On January 26, 2011 it was announced that 127 Hours will be released on DVD and Blu-ray on March 1. The disc includes a commentary by director Danny Boyle, producer Christian Colson and co-screenwriter Simon Beaufoy. There is also 20 minutes of deleted scenes and two making of featurettes, one that focuses on the real story and one highlighting the production itself. The Academy Award winning short-film, God of Love is also included in the disc.
127 Hours was released at just 4 locations and grossed $264,851 in it's opening weekend, averaging $66,213 per site. That was the second-biggest average of 2010, behind The Kids Are Alright, which opened to $491,971 at seven locations in July. In it's second week it added 18 locations, for a total of 22 and earned $478,767. As of March 7, 2011, the film has grossed $18,136,899 in the United States and $31,394,145 elsewhere, for a worldwide total of $49,531,044.

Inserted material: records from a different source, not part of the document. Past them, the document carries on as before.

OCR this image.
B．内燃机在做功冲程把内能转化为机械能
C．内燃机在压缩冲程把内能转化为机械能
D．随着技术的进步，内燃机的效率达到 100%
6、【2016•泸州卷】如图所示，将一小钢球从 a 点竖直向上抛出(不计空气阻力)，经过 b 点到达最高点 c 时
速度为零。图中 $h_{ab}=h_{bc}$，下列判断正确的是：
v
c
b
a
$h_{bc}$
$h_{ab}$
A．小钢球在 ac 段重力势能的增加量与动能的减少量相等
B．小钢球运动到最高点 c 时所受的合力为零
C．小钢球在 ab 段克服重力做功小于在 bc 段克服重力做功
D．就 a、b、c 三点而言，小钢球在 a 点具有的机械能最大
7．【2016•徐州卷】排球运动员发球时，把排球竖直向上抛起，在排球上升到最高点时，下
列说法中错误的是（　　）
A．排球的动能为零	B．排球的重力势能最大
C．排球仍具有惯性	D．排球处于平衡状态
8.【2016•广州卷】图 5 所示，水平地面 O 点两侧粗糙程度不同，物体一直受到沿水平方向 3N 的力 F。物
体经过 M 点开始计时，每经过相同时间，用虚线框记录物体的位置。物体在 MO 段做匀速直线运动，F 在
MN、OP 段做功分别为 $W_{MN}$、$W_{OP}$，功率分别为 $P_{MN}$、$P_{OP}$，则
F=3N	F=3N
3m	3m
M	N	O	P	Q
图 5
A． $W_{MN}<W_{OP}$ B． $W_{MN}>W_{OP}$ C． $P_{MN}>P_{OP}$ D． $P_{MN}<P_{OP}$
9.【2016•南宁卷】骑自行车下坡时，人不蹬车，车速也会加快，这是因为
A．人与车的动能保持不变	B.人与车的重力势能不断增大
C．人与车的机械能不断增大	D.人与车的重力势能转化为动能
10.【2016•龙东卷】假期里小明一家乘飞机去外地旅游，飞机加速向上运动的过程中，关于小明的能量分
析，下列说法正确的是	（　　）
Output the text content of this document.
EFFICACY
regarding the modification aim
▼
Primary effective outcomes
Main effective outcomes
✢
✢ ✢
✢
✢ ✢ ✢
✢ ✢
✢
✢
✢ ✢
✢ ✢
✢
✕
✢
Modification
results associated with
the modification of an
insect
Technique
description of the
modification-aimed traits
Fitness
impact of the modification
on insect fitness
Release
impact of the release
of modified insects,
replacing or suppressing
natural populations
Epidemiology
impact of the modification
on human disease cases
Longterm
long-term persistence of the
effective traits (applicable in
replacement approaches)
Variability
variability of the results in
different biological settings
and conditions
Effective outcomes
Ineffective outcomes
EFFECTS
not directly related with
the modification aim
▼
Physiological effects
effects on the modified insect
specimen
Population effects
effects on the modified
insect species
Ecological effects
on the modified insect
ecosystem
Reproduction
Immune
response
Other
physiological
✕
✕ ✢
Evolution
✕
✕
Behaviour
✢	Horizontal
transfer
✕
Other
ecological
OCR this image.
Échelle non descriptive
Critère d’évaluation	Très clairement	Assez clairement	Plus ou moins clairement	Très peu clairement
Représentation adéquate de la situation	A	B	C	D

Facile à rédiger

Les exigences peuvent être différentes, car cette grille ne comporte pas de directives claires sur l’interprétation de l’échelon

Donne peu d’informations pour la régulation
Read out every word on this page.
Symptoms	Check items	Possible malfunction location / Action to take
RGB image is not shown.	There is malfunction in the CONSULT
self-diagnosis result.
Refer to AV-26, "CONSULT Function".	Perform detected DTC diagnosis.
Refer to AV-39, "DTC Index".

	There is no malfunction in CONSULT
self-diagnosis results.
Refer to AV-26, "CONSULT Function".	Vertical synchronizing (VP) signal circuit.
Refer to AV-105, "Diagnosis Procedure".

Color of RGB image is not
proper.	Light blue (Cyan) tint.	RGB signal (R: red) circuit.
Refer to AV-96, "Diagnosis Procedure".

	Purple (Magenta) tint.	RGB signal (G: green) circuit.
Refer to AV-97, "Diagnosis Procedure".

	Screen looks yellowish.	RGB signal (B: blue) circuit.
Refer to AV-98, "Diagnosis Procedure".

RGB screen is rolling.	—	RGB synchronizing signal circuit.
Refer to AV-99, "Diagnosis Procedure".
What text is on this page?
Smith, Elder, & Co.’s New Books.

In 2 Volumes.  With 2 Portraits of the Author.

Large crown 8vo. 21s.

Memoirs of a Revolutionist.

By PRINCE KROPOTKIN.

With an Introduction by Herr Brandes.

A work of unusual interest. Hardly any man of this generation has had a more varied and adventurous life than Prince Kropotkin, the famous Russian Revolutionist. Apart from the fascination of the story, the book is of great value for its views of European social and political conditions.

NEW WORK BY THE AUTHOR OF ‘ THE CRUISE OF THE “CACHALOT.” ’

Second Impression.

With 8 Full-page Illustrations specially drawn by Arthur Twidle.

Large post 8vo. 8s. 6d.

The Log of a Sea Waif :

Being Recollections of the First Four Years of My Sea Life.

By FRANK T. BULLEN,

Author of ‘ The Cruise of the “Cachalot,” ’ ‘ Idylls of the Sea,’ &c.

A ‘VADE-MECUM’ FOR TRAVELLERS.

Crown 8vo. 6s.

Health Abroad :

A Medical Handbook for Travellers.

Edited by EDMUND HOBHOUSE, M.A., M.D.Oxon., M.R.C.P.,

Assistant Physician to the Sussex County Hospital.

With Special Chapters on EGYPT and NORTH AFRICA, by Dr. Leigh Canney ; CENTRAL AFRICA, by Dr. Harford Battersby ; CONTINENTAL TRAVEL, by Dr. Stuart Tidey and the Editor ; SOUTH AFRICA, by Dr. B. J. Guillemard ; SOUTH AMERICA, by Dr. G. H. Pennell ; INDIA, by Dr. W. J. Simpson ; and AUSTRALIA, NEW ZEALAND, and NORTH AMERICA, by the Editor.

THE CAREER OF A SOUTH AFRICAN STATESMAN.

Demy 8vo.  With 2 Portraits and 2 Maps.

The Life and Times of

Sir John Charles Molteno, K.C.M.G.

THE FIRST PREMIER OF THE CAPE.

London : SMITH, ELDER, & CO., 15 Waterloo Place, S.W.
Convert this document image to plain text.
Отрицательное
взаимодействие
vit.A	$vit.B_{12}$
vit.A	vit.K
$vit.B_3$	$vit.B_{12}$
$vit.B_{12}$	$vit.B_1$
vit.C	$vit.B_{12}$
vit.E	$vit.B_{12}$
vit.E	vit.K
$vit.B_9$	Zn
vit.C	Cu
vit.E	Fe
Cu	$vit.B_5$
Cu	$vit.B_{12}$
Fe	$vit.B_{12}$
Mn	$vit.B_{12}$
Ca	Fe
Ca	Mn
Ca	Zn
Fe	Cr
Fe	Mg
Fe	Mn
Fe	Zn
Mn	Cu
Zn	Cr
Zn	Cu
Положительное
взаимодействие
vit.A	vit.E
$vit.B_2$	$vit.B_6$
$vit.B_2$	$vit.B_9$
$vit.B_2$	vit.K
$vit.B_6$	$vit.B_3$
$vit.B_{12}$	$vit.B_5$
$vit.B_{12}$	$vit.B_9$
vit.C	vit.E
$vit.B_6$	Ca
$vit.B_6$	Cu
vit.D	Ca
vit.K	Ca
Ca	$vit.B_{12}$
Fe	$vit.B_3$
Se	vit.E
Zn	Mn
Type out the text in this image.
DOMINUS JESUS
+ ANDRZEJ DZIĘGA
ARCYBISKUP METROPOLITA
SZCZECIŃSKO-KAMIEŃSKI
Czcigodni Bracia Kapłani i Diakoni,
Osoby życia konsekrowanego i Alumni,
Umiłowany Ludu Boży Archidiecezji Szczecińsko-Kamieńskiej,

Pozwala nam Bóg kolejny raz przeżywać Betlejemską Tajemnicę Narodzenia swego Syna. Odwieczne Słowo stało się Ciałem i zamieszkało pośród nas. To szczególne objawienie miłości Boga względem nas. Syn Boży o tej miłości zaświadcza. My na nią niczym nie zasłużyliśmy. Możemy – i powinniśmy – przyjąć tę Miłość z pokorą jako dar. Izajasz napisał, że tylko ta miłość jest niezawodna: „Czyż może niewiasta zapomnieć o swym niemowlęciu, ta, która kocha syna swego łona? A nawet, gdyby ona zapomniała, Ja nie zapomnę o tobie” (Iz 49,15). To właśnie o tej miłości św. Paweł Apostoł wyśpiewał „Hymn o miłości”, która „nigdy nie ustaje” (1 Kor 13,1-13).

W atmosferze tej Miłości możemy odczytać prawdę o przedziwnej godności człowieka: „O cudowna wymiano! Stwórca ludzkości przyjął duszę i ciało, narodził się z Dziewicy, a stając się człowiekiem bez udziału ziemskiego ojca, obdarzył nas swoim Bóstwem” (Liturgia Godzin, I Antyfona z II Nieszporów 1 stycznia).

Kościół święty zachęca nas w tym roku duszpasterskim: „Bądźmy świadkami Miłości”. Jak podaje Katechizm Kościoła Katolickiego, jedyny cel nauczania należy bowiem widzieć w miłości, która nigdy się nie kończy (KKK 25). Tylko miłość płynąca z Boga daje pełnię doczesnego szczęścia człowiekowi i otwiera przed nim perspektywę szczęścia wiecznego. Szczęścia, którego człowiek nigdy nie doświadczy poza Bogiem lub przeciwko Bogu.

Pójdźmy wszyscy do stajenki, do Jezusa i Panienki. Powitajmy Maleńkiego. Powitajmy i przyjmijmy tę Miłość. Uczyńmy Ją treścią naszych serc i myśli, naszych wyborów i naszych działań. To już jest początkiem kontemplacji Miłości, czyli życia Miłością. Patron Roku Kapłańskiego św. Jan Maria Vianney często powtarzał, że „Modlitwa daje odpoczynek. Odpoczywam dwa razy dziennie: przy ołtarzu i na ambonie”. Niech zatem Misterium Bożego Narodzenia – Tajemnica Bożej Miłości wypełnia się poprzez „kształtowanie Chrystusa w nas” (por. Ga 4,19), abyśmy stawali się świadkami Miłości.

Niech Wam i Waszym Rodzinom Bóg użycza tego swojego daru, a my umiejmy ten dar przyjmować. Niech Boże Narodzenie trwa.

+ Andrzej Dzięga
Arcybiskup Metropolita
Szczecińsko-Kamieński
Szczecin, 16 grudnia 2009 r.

127 Hours was met with extremely positive reviews. Critics especially praised Franco's performance as Aron Ralston. It currently holds a score of 93% on Rotten Tomatoes, an average calculated out of 198 reviews. It holds a score of 91% among the Top Critics of Rotten Tomatoes. Peter Travers of Rolling Stone wrote: " Danny Boyle pumps every frame of 127 Hours with cinematic adrenaline that declares war on the dull gravity of docudrama. And James Franco does the best, most natural and nuanced acting of his career to date, lacing terror with bracing humor." Roger Ebert of Chicago Sun-Times wrote: " From such harrowing beginnings, it's rather awesome what an entertaining film Danny Boyle has made with 127 Hours." On Metacritic 127 Hours holds a score of 82 based on 38 reviews, which indicates "universal acclaim".
The film was nominated in three categories at the 2011 Golden Globes. These include Best Screenplay, Best Actor and Best Original Score, but it failed to win any of these categories. 127 Hours was also nominated in six categories at the 83rd Academy Awards. These include Best Motion Picture, Best Actor, Best Editing, Best Screenplay Based on Previously Produced Material, Best Original Score and Best Original Song for "If I Rise", but just like at the Golden Globes, it failed to win any awards.